Of course, not everything is positive. The NMT certification process is challenging. It includes over 130 hours of instruction, clinical case conferences, multimedia content, and practice with NMT metrics. Web-based and web archived learning modules make this process more convenient for the learners, but it is always a challenge to change your frame of reference and learn a new way of thinking.
Indeed, this neurodevelopmental perspective and the NMT are major conceptual shifts for some clinicians and clinical settings—and introducing any novelty to systems in which people are already feeling overloaded and distressed is likely to elicit pushback. So now we are learning about what’s known as “implementation science.” That is, how do you get large systems to change, not just individuals? Many of the core principles introduced in this book, and our second collaboration, Born for Love: Why Empathy Is Essential—and Endangered have helped us begin to understand this, but we have much more to learn.
In general, and not too surprisingly, we find that if people and organizations seek us out and want to become certified, things go well; if, however, there is some administrative mandate to become certified and the clinical site or clinician has had no prior introduction to these concepts and they are simply told to comply, the process is less efficient.
We are trying to use what we know about the brain and stress to ease the introduction of novel techniques and ideas like NMT into large systems.
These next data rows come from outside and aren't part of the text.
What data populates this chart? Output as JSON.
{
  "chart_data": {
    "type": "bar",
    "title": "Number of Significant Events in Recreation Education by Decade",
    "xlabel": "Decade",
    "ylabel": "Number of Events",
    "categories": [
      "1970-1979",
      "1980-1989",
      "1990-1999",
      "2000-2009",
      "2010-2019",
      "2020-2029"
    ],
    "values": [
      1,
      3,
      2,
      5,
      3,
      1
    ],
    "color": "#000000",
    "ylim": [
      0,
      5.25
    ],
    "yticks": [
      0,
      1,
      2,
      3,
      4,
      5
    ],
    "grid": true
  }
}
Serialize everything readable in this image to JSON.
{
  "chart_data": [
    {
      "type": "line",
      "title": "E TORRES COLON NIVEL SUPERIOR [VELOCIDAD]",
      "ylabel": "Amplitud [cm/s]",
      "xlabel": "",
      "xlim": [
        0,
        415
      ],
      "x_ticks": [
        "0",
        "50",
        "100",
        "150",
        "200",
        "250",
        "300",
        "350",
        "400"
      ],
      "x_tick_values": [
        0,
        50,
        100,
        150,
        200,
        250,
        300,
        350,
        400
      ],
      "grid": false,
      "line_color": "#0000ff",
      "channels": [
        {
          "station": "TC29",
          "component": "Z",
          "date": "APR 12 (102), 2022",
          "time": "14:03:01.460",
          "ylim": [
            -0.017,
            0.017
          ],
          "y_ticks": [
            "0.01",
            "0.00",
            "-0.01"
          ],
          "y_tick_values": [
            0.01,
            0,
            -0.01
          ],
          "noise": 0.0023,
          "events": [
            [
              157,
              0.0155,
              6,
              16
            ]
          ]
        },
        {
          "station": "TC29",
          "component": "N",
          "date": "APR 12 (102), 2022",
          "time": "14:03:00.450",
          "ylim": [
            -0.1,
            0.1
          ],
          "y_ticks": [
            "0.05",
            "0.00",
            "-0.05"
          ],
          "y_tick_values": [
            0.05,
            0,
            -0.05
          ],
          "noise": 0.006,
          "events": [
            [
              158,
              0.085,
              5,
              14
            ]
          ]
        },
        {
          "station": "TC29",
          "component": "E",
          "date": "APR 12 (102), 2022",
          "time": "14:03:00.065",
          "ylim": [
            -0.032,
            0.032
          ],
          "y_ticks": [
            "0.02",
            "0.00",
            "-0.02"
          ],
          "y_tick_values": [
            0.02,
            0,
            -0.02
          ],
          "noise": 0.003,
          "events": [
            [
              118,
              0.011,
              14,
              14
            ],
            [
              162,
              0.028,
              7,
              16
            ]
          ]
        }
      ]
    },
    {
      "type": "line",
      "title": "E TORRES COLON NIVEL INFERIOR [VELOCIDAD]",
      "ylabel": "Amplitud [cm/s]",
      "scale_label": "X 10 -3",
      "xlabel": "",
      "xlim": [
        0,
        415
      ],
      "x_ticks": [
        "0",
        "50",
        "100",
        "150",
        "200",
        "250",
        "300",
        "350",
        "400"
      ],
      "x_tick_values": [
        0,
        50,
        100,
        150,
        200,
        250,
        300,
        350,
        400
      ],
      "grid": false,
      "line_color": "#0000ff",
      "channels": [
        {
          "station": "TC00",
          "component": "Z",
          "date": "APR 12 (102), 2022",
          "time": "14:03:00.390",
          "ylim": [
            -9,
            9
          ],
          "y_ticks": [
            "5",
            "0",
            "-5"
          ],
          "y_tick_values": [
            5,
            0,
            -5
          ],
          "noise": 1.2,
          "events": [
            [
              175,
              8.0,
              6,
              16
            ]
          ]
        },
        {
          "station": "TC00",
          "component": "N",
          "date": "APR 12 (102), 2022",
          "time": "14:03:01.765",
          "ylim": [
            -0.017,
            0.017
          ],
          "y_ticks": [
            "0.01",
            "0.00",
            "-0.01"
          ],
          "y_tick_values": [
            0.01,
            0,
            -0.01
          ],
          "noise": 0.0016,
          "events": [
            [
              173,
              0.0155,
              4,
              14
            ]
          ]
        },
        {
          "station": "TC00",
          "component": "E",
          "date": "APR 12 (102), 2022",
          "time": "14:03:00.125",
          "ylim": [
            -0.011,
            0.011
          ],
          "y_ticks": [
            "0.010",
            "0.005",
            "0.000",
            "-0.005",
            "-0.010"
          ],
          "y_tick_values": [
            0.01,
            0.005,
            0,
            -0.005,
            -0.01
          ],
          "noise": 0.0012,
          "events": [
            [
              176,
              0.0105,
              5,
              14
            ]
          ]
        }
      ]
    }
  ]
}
The NMT certification process includes a Train-the-Trainer component because we want the organization to be able to continue growing and training itself without dependence on us.
To date, this has worked well. We now have more individuals who have been certified in using NMT by our trainers than those who trained in a direct certification process with The ChildTrauma Academy. In fact, I personally want to get out of the training business and back to more research and writing. Now that the original vision of thousands of similarly evaluated individuals is coming to fruition, my research team has a unique opportunity.
So far, approximately 30,000 NMT assessments have been conducted and the data have been collected into a single data set. Each month, thousands more entries are added. Of these, at least 10,000 are high-quality assessments from users with good fidelity, making them suitable for research and outcomes evaluation. We have a team of researchers—including a big data statistical genius—and they are now able to learn from these thousands of children, youth, and adults.
The preliminary findings are exciting and powerful. We now have the infrastructure for a completely new way to understand and study motor, emotional, social, and cognitive functioning—and rather than give an imprecise and potentially stigmatizing diagnosis, we are able to describe each person in a dynamic and visual manner.
Without expensive equipment, we can literally create a picture of how their brains seem to be organized and use it for treatment planning. The core assumption of the NMT model is that each person has an individual developmental path and a unique combination of strengths and vulnerabilities. We are always best able to help someone if we first know them. We can help them better know themselves, too, if we give them a picture, not a label.
We continue to explore. The children and families we work with continue to teach us; our colleagues from multiple cultures and disciplines continue to teach us. And we hope to continue to “Drink deep” and share more than “a little learning”—and that you will join us on this path towards a better understanding of how our experiences shape us as we each weave our unique life story.